# Brunswick Snapper Banks / G Reef 6/11/11



## Pate55 (Jun 13, 2011)

Headed out with Gulp Juice (Capt. David) to try our luck with the Mangroves and dolphin at the 40 mile bottom this weekend. 
No luck with the Dolphin but GulpJuice managed to put some Mangroves in the boat. We had a quick pitch and cobia jig ready the entire day but the only thing to swim up to the boat at the Snapper Banks was a couple pesky Remora. We Did find some Large Sea Bass and Plenty of AmberJack which kept us Busy. 
We pointed her west and headed to G after that. The Bite was better at G as we were able to boat a Grouper, Snapper (released)  and a 35 lb Cobia off the bottom. 
Being Prepared finally paid off as two 25 lb cobia showed up out of nowhere as they often do. I quickly reeled up my live pinfish from the bottom while GulpJuice went for the Spinner with the cobia Jig. The Cobia quickly grabbed my Pinfish and spit it out just as fast. Gulpjuice went to work on the pair with the Jig as I went for the other spinner and attatched a sardine to the single hook. 
While i was doing this Capt.

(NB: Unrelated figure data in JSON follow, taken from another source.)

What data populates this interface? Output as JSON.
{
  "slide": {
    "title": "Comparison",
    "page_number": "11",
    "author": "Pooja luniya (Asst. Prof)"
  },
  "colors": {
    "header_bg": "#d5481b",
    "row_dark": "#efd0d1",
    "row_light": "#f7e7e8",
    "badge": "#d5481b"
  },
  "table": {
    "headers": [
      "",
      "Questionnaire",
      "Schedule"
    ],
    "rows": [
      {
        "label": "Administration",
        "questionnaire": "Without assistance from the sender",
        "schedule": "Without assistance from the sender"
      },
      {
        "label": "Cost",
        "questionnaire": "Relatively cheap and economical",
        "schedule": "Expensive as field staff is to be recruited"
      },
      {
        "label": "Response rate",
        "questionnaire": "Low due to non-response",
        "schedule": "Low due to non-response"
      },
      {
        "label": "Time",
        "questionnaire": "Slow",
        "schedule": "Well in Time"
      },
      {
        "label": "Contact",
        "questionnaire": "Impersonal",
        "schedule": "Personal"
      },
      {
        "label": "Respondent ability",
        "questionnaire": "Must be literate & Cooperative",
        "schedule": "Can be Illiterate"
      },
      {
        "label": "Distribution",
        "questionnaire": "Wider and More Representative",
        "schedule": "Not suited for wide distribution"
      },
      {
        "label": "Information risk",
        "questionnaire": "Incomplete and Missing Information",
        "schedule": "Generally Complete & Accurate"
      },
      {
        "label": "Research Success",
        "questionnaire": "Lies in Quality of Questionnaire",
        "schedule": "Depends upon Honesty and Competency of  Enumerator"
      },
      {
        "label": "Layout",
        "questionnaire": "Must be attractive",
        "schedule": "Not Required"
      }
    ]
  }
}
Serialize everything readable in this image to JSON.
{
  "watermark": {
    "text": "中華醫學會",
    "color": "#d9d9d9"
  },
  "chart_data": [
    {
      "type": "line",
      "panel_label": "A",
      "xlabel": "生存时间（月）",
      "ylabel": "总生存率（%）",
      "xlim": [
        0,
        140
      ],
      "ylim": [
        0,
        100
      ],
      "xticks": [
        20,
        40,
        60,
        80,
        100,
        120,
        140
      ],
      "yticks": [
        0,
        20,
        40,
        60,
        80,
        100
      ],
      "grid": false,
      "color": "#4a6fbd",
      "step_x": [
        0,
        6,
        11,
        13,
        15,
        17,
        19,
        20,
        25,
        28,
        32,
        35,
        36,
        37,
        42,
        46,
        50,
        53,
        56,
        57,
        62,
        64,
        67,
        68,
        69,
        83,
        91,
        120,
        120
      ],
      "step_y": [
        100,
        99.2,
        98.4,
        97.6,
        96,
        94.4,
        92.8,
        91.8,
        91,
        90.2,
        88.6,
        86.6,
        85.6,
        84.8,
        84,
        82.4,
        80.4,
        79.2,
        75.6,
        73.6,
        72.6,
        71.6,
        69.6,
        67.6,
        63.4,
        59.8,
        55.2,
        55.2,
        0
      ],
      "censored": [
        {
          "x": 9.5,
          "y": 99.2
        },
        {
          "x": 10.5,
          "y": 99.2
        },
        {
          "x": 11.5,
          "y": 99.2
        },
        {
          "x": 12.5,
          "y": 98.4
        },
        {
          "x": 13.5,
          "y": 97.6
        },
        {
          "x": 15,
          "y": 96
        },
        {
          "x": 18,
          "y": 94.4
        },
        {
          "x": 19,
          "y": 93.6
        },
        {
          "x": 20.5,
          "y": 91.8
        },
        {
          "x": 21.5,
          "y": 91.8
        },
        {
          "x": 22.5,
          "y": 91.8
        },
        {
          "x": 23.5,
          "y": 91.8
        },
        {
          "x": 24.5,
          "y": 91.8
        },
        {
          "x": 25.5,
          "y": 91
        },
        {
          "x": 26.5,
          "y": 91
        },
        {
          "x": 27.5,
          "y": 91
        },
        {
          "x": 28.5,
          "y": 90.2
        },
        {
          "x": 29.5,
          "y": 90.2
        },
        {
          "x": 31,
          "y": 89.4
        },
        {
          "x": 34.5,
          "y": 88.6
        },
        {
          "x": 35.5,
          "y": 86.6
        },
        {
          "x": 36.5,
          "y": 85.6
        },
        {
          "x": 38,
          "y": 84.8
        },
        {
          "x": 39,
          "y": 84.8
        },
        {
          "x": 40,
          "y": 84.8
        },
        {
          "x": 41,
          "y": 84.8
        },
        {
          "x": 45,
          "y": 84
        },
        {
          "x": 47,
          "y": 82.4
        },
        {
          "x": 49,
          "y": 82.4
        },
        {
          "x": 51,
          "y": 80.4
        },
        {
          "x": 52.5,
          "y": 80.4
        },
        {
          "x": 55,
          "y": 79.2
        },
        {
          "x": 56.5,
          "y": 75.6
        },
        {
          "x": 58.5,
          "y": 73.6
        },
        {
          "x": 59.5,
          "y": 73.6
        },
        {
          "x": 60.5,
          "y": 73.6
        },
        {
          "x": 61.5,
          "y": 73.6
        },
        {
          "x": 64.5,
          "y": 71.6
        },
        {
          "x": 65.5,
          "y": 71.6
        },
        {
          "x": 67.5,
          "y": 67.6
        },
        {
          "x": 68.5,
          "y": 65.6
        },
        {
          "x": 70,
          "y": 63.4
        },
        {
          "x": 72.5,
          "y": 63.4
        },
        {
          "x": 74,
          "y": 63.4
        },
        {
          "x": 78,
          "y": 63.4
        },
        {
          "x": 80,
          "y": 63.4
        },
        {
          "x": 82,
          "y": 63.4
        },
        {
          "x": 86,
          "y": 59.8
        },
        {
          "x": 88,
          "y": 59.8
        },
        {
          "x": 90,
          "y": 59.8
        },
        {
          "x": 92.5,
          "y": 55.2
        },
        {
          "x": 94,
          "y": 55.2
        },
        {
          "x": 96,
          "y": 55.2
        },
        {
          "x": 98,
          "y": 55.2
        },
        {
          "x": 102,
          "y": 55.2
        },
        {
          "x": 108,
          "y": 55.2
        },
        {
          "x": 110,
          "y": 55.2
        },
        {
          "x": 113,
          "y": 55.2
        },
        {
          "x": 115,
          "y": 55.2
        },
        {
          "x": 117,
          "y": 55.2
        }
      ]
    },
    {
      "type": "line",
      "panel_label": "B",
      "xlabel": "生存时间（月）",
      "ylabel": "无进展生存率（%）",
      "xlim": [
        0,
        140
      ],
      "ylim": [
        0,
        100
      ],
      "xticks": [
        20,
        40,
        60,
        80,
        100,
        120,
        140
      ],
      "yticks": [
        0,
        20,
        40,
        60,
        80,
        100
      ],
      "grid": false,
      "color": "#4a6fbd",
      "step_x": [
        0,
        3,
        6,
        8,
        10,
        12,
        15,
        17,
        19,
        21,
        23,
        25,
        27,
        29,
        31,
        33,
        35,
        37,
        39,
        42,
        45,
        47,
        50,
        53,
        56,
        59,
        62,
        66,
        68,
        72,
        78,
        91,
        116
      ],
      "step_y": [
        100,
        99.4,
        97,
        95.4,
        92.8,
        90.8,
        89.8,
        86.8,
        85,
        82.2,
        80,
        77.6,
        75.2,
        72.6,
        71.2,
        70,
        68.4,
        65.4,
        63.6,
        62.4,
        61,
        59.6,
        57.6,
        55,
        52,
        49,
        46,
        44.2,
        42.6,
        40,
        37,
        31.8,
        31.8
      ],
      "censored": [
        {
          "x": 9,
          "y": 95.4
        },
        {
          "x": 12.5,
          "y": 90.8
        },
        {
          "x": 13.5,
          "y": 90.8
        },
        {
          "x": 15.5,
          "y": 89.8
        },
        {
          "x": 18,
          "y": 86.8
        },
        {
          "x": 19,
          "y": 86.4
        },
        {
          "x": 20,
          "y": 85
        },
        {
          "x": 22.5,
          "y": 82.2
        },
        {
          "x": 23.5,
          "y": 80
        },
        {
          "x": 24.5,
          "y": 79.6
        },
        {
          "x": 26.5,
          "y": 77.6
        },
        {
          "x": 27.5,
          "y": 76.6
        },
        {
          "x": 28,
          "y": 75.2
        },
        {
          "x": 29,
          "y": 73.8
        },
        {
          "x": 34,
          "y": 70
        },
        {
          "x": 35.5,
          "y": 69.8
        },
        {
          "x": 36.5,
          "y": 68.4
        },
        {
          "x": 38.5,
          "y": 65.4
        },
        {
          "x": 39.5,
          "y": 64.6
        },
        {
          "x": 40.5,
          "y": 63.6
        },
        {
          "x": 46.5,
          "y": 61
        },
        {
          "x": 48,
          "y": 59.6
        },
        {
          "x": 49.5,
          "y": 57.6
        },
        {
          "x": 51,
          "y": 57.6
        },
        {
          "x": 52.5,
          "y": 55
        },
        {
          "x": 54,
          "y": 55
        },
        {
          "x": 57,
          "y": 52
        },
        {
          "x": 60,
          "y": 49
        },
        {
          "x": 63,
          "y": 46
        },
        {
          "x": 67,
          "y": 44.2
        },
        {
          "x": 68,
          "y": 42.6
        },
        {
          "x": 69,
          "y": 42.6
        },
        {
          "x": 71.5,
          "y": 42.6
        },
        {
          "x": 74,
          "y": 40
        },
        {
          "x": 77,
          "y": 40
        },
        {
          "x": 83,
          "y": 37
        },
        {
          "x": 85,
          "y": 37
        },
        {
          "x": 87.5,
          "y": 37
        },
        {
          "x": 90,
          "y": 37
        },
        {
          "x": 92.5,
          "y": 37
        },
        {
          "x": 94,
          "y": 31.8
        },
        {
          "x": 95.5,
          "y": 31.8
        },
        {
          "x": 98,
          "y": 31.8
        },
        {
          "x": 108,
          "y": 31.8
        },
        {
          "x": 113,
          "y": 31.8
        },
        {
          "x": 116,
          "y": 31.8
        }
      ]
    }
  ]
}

David managed to get both cobia to eat the jig and set the hook deep in the second fish's mouth. Heres where it got intresting. The other cobia stayed right with his hooked comarade and I waited for an opening to introduce the other fish to my lively sardine. David guided both fish past the boat and I pitched the bait to the other cobia as I ducked under GulpJuice's line.In a few seconds we had a Double Hook up on lite tackle with only two of us in the boat. 
We must have circled the boat 10 times walking under each others fishing lines and moving other poles out of the way. Gulpjuices Cobia was the first to tire out and he stuck his fishing rod in the rod holder, grabbed the Gaff, and put a great shot just behind the fishes gills. He then pulled the twisting ball of Muscle out of the water. The Gaff Could not take it!!! It broke 12 inches above the business end!! He slung the cobia in the boat with a gaff hanging by a single fiber glass thread! As soon as he cleared the Gunnel the gaff completely broke. We Now had a ticked off cobia going crazy in the boat and this time the fish had Weapons!! 
The First thing the cobia Threw was the 4 oz Bucktail missing my manhood by a couple inches. The Second flying projectile was the now 12 inch gaff. It Thankfully crashed harmlessly into the side of the boat. David Boxed the fish and we turned our attention to My fish. 
We decided to let him get completely tired before we attempted to do any thing. When the fish finally tuckered out David put on some gloves, grabbed the shreaded fiber glass 12 inch Gaff and put the worlds greatest gaff shot on our third cobia of the day. He completely stoned the Cobia with a busted up gaff and the fish never moved again!!!

Here is the video sorry couldnt get more cobia action but it was pretty hectic http://youtu.be/LsLj4oMkO6g


----------



## Pate55 (Jun 13, 2011)




----------



## injun joe (Jun 13, 2011)

Congrats on a great day. Capt. David is a fine man as is his dad.


----------



## wharfrat (Jun 13, 2011)

that is awesome! double cobia hook-up is almost as fun as dancin' around a green one in the boat!


----------



## Bryannecker (Jun 13, 2011)

Nice fish.  Great adventure story!  Who made the gaff?  Was it an old one?  I have an old wooden handled on that has never failed me.  It floats, too.  Thanks for the very interesting post.
Capt. Jimmy


----------



## Pate55 (Jun 14, 2011)

Bryannecker said:


> Nice fish.  Great adventure story!  Who made the gaff?  Was it an old one?  I have an old wooden handled on that has never failed me.  It floats, too.  Thanks for the very interesting post.
> Capt. Jimmy



It was a Back up gaff that was 12 feet long the good gaff was left in another boat


----------